Linden, Kawauchi are Boston winners

Linden, Kawauchi are Boston winners

Linden, Kawauchi are Boston winners

2 hours, 39 minutes and 54 seconds - was the slowest winning time since 1978, that only spoke to the hard conditions runners faced through the 26.2 mile course, battered by a tough wind and cold rain that kept the pace relatively slow.

"I told her (Flanagan) anything I can do to help you let me know because I might drop out". She said she was "in shock" that her podium finish earned her $75,000 in prize money, the AP reported.

Desiree "Desi" Linden, 34, became the first American woman to win the women's race since Lisa Larsen Weidenback did so in 1985 after pulling away from a competitive field and battling unusually cold, wet and windy conditions.

Per Nicole Yang of this Boston Globe, Flanagan ceased more than a hour in to the race.

"I think that momentum of just helping someone else, not investing so much in how she's feeling maybe gave her that little lift she needed". This year, the 36-year-old athlete competed for her last time in the city's biggest race, the Boston Herald reported on April 15, and was aspiring to end her elite runner career with a bang.

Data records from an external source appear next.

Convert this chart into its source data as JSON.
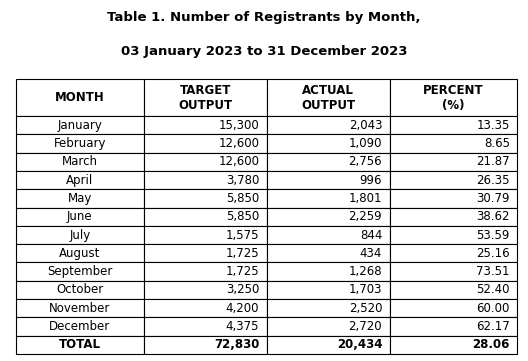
{
  "title_line1": "Table 1. Number of Registrants by Month,",
  "title_line2": "03 January 2023 to 31 December 2023",
  "col_headers": [
    "MONTH",
    "TARGET\nOUTPUT",
    "ACTUAL\nOUTPUT",
    "PERCENT\n(%)"
  ],
  "months": [
    "January",
    "February",
    "March",
    "April",
    "May",
    "June",
    "July",
    "August",
    "September",
    "October",
    "November",
    "December"
  ],
  "target_output": [
    "15,300",
    "12,600",
    "12,600",
    "3,780",
    "5,850",
    "5,850",
    "1,575",
    "1,725",
    "1,725",
    "3,250",
    "4,200",
    "4,375"
  ],
  "actual_output": [
    "2,043",
    "1,090",
    "2,756",
    "996",
    "1,801",
    "2,259",
    "844",
    "434",
    "1,268",
    "1,703",
    "2,520",
    "2,720"
  ],
  "percent": [
    "13.35",
    "8.65",
    "21.87",
    "26.35",
    "30.79",
    "38.62",
    "53.59",
    "25.16",
    "73.51",
    "52.40",
    "60.00",
    "62.17"
  ],
  "total_row": [
    "TOTAL",
    "72,830",
    "20,434",
    "28.06"
  ],
  "background_color": "#ffffff",
  "border_color": "#000000",
  "text_color": "#000000",
  "title_fontsize": 9.5,
  "header_fontsize": 8.5,
  "data_fontsize": 8.5,
  "figure_width": 5.28,
  "figure_height": 3.61,
  "dpi": 100
}
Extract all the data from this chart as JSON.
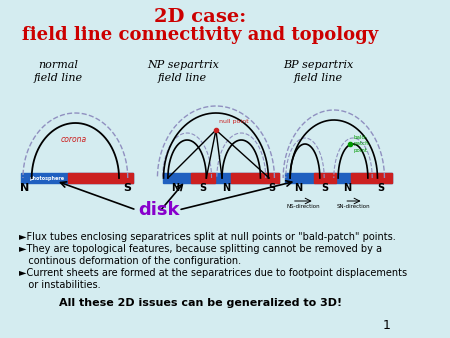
{
  "title_line1": "2D case:",
  "title_line2": "field line connectivity and topology",
  "bg_color": "#d4ecf0",
  "title_color": "#cc0000",
  "slide_number": "1",
  "label1": "normal\nfield line",
  "label2": "NP separtrix\nfield line",
  "label3": "BP separtrix\nfield line",
  "disk_label": "disk",
  "disk_color": "#8800cc",
  "bullet1": "►Flux tubes enclosing separatrices split at null points or \"bald-patch\" points.",
  "bullet2a": "►They are topological features, because splitting cannot be removed by a",
  "bullet2b": "   continous deformation of the configuration.",
  "bullet3a": "►Current sheets are formed at the separatrices due to footpoint displacements",
  "bullet3b": "   or instabilities.",
  "bottom_text": "All these 2D issues can be generalized to 3D!",
  "blue_color": "#2060c0",
  "red_color": "#cc2020",
  "green_color": "#009900",
  "dashed_color": "#9090c0"
}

Flanagan was even quoted to have said she wanted to win the 2018 Boston marathon "so badly" that she had to resort to reverse psychology in order to maintain focus.

Even with the short delay, Linden was able to get back on track, and wound up completing the course four minute faster than her nearest competitor.

And because the pace was slower than normal - due to the torrential downpour that battered the runners throughout the race - Flanagan decided it was a good time to take the pit-stop. It was a display of sportsmanship that impressed many watching the race. American Sarah Sellers was second (2:44.04) and Olympian Shalane Flanagan (2:46.31) of Marblehead was seventh.

"Honestly at mile 2, 3, 4 I didn't feel like I was gonna even make it to the finish line", she said in an interview after her victory. Linden won the women's race with an unofficial time 2:39.54 - more than 10 minutes off the her personal record but a substantial effort amid Boston's harsh weather conditions on Monday.

Yuki Kawauchi splashed through the pelting rain, temperatures in the mid-30s and wind that gusted as high as 32 miles per hour to win the men's race, passing defending champion Geoffrey Kirui in Kenmore Square to earn Japan's first Boston title since 1987 and the $150,000 first prize.

Linden, 34, who lives in MI, finished second in Boston back in 2011.

Canada's Krista Duchene was third, with a total of seven Americans in the women's top 10 and - for the second straight year - six in the men's.